[转帖]goofys_Azure

 Goofys is a high-performance, POSIX-ish Amazon S3 file system written in Go

   

Overview

Goofys allows you to mount an S3 bucket as a filey system.

It's a Filey System instead of a File System because goofys strives for performance first and POSIX second. Particularly things that are difficult to support on S3 or would translate into more than one round-trip would either fail (random writes) or faked (no per-file permission). Goofys does not have an on disk data cache (checkout catfs), and consistency model is close-to-open.

Installation

  • On Linux, install via pre-built binaries. You may also need to install fuse too if you want to mount it on startup.
  • On macOS, install via Homebrew:
$ brew cask install osxfuse
$ brew install goofys
  • Or build from source with Go 1.10 or later:
$ export GOPATH=$HOME/work
$ go get github.com/kahing/goofys
$ go install github.com/kahing/goofys

Usage

$ cat ~/.aws/credentials
[default]
aws_access_key_id = AKID1234567890
aws_secret_access_key = MY-SECRET-KEY
$ $GOPATH/bin/goofys <bucket> <mountpoint>
$ $GOPATH/bin/goofys <bucket:prefix> <mountpoint> # if you only want to mount objects under a prefix

Users can also configure credentials via the AWS CLI or the AWS_ACCESS_KEY_ID and AWS_SECRET_ACCESS_KEY environment variables.

To mount an S3 bucket on startup, make sure the credential is configured for root, and can add this to /etc/fstab:

goofys#bucket   /mnt/mountpoint        fuse     _netdev,allow_other,--file-mode=0666,--dir-mode=0777    0       0

See also: Instruction for Azure Blob Storage, Azure Data Lake Gen1, and Azure Data Lake Gen2.

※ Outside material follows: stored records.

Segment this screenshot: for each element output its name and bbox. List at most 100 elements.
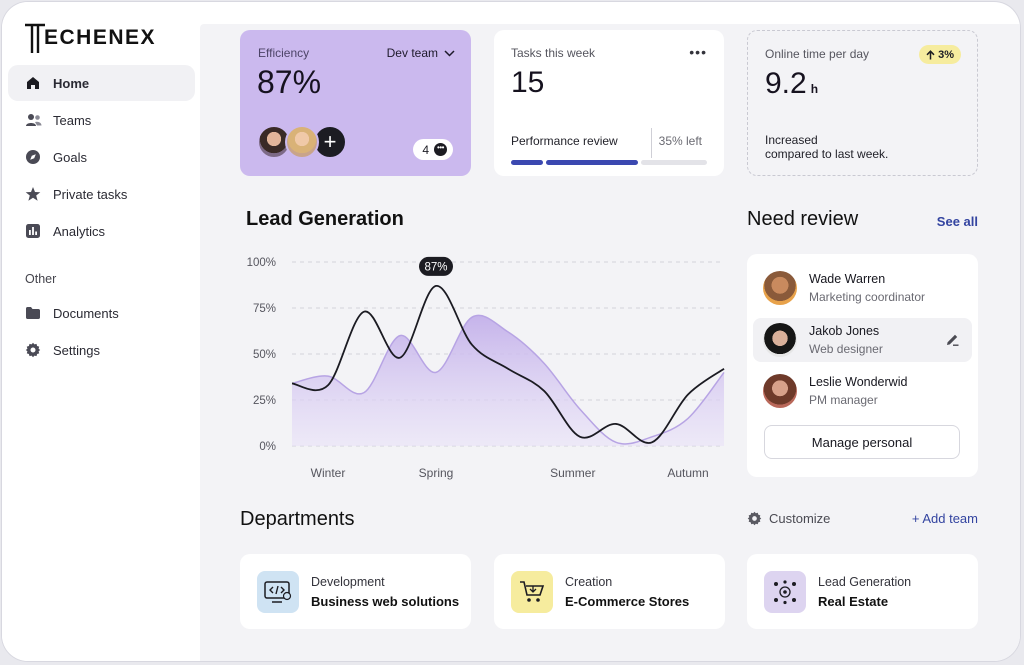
sidebar-item-label: Analytics	[53, 223, 106, 239]
lead-generation-chart: 100% 75% 50% 25% 0% 87% Winter Spring Summer Autu…	[247, 256, 725, 480]
person-role: PM manager	[809, 393, 878, 407]
folder-icon	[24, 304, 42, 322]
brand-name: ECHENEX	[44, 26, 157, 49]
analytics-icon	[24, 222, 42, 240]
sidebar-item-settings[interactable]: Settings	[8, 332, 195, 368]
department-card[interactable]: Lead Generation Real Estate	[747, 554, 978, 629]
target-audience-icon	[764, 570, 806, 613]
add-member-button[interactable]: +	[313, 125, 347, 159]
review-person[interactable]: Wade Warren Marketing coordinator	[753, 266, 972, 310]
avatar	[763, 271, 797, 305]
department-card[interactable]: Development Business web solutions	[240, 554, 471, 629]
sidebar-nav: Home Teams Goals Private tasks	[8, 65, 195, 369]
x-tick-label: Summer	[550, 466, 595, 480]
manage-personal-button[interactable]: Manage personal	[764, 425, 960, 459]
sidebar-item-label: Documents	[53, 305, 119, 321]
sidebar-item-label: Private tasks	[53, 186, 128, 202]
add-team-button[interactable]: + Add team	[911, 511, 978, 526]
lead-generation-title: Lead Generation	[246, 208, 404, 230]
sidebar-item-label: Settings	[53, 342, 100, 358]
y-tick-label: 50%	[253, 349, 276, 361]
customize-button[interactable]: Customize	[747, 511, 830, 526]
progress-segment-active	[546, 160, 638, 165]
line-series	[291, 285, 725, 444]
person-role: Marketing coordinator	[809, 290, 926, 304]
tasks-value: 15	[511, 66, 545, 99]
gear-icon	[747, 511, 762, 526]
sidebar: ECHENEX Home Teams Goals	[2, 2, 200, 661]
sidebar-item-private-tasks[interactable]: Private tasks	[8, 176, 195, 212]
sidebar-item-label: Home	[53, 75, 90, 91]
progress-bar	[511, 160, 707, 165]
tooltip-bubble	[419, 256, 453, 276]
need-review-title: Need review	[747, 208, 859, 230]
sidebar-item-teams[interactable]: Teams	[8, 102, 195, 138]
department-type: Creation	[565, 574, 613, 589]
online-time-card: Online time per day 3% 9.2 h Increased co…	[747, 30, 978, 176]
teams-icon	[24, 111, 42, 129]
star-icon	[24, 185, 42, 203]
department-name: Business web solutions	[311, 593, 460, 609]
progress-remaining: 35% left	[658, 134, 702, 148]
sidebar-item-home[interactable]: Home	[8, 65, 195, 101]
change-value: 3%	[938, 48, 954, 61]
progress-segment-done	[511, 160, 543, 165]
team-avatars: +	[257, 125, 347, 159]
note-line: compared to last week.	[765, 147, 889, 161]
main-content: Efficiency Dev team 87% + 4 ••• Tasks th…	[200, 24, 1020, 661]
more-options-icon[interactable]: •••	[689, 44, 707, 60]
see-all-link[interactable]: See all	[936, 214, 978, 229]
progress-segment-remaining	[641, 160, 707, 165]
x-tick-label: Spring	[419, 466, 454, 480]
review-person[interactable]: Jakob Jones Web designer	[753, 318, 972, 362]
sidebar-item-label: Goals	[53, 149, 87, 165]
more-icon: •••	[434, 143, 447, 156]
department-name: E-Commerce Stores	[565, 593, 690, 609]
department-type: Development	[311, 574, 385, 589]
avatar	[763, 374, 797, 408]
team-dropdown-label: Dev team	[386, 46, 438, 60]
online-time-unit: h	[810, 82, 819, 96]
progress-label: Performance review	[511, 134, 618, 148]
department-card[interactable]: Creation E-Commerce Stores	[494, 554, 725, 629]
online-time-label: Online time per day	[765, 47, 870, 61]
chevron-down-icon	[444, 49, 455, 57]
efficiency-card: Efficiency Dev team 87% + 4 •••	[240, 30, 471, 176]
edit-icon[interactable]	[945, 332, 960, 347]
sidebar-section-other: Other	[25, 272, 57, 286]
dev-icon	[257, 570, 299, 613]
sidebar-item-goals[interactable]: Goals	[8, 139, 195, 175]
efficiency-label: Efficiency	[258, 46, 310, 60]
member-count-badge[interactable]: 4 •••	[413, 139, 453, 160]
y-tick-label: 25%	[253, 395, 276, 407]
tasks-label: Tasks this week	[511, 46, 596, 60]
note-line: Increased	[765, 133, 818, 147]
review-card: Wade Warren Marketing coordinator Jakob …	[747, 254, 978, 477]
area-series-outline	[291, 314, 725, 445]
online-time-number: 9.2	[765, 67, 807, 100]
efficiency-value: 87%	[257, 64, 322, 100]
departments-title: Departments	[240, 508, 355, 530]
gear-icon	[24, 341, 42, 359]
member-count: 4	[422, 142, 429, 157]
change-badge: 3%	[919, 45, 961, 64]
progress-divider	[651, 128, 652, 158]
y-tick-label: 100%	[247, 257, 276, 269]
team-dropdown[interactable]: Dev team	[387, 46, 455, 60]
online-time-note: Increased compared to last week.	[765, 133, 925, 161]
area-series	[292, 315, 724, 446]
sidebar-item-analytics[interactable]: Analytics	[8, 213, 195, 249]
compass-icon	[24, 148, 42, 166]
avatar[interactable]	[285, 125, 319, 159]
home-icon	[24, 74, 42, 92]
logo[interactable]: ECHENEX	[24, 22, 156, 54]
sidebar-item-documents[interactable]: Documents	[8, 295, 195, 331]
arrow-up-icon	[926, 49, 935, 59]
review-person[interactable]: Leslie Wonderwid PM manager	[753, 369, 972, 413]
department-name: Real Estate	[818, 593, 889, 609]
online-time-value: 9.2 h	[765, 67, 818, 101]
tasks-card: Tasks this week ••• 15 Performance revie…	[494, 30, 724, 176]
person-name: Leslie Wonderwid	[809, 375, 908, 389]
department-type: Lead Generation	[818, 574, 912, 589]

Got more questions? Check out questions other people asked

Benchmark

Using --stat-cache-ttl 1s --type-cache-ttl 1s for goofys -ostat_cache_expire=1 for s3fs to simulate cold runs. Detail for the benchmark can be found in bench.shRaw data is available as well. The test was run on an EC2 m5.4xlarge in us-west-2a connected to a bucket in us-west-2. Units are seconds.

[转帖]goofys_Azure_02

To run the benchmark, configure EC2's instance role to be able to write to $TESTBUCKET, and then do:

$ sudo docker run -e BUCKET=$TESTBUCKET -e CACHE=false --rm --privileged --net=host -v /tmp/cache:/tmp/cache kahing/goofys-bench
# result will be written to $TESTBUCKET

See also: cached benchmark result and result on Azure.

License

Copyright (C) 2015 - 2019 Ka-Hing Cheung

Licensed under the Apache License, Version 2.0

Current Status

goofys has been tested under Linux and macOS.

List of non-POSIX behaviors/limitations:

  • only sequential writes supported
  • does not store file mode/owner/group
  • use --(dir|file)-mode or --(uid|gid) options
  • does not support symlink or hardlink
  • ctimeatime is always the same as mtime
  • cannot rename directories with more than 1000 children
  • unlink returns success even if file is not present
  • fsync is ignored, files are only flushed on close

Compatibility with non-AWS S3

goofys has been tested with the following non-AWS S3 providers:

  • Amplidata / WD ActiveScale
  • Ceph (ex: Digital Ocean Spaces, DreamObjects, gridscale)
  • EdgeFS
  • EMC Atmos
  • Google Cloud Storage
  • Minio (limited)
  • OpenStack Swift
  • S3Proxy
  • Scaleway
  • Wasabi

Additionally, goofys also works with the following non-S3 object stores:

  • Azure Blob Storage
  • Azure Data Lake Gen1
  • Azure Data Lake Gen2

References

  • catfs: caching layer that can be used with goofys
  • s3fs: another popular filesystem for S3
  • gcsfuse: filesystem for Google Cloud Storage. Goofys borrowed some skeleton code from this project.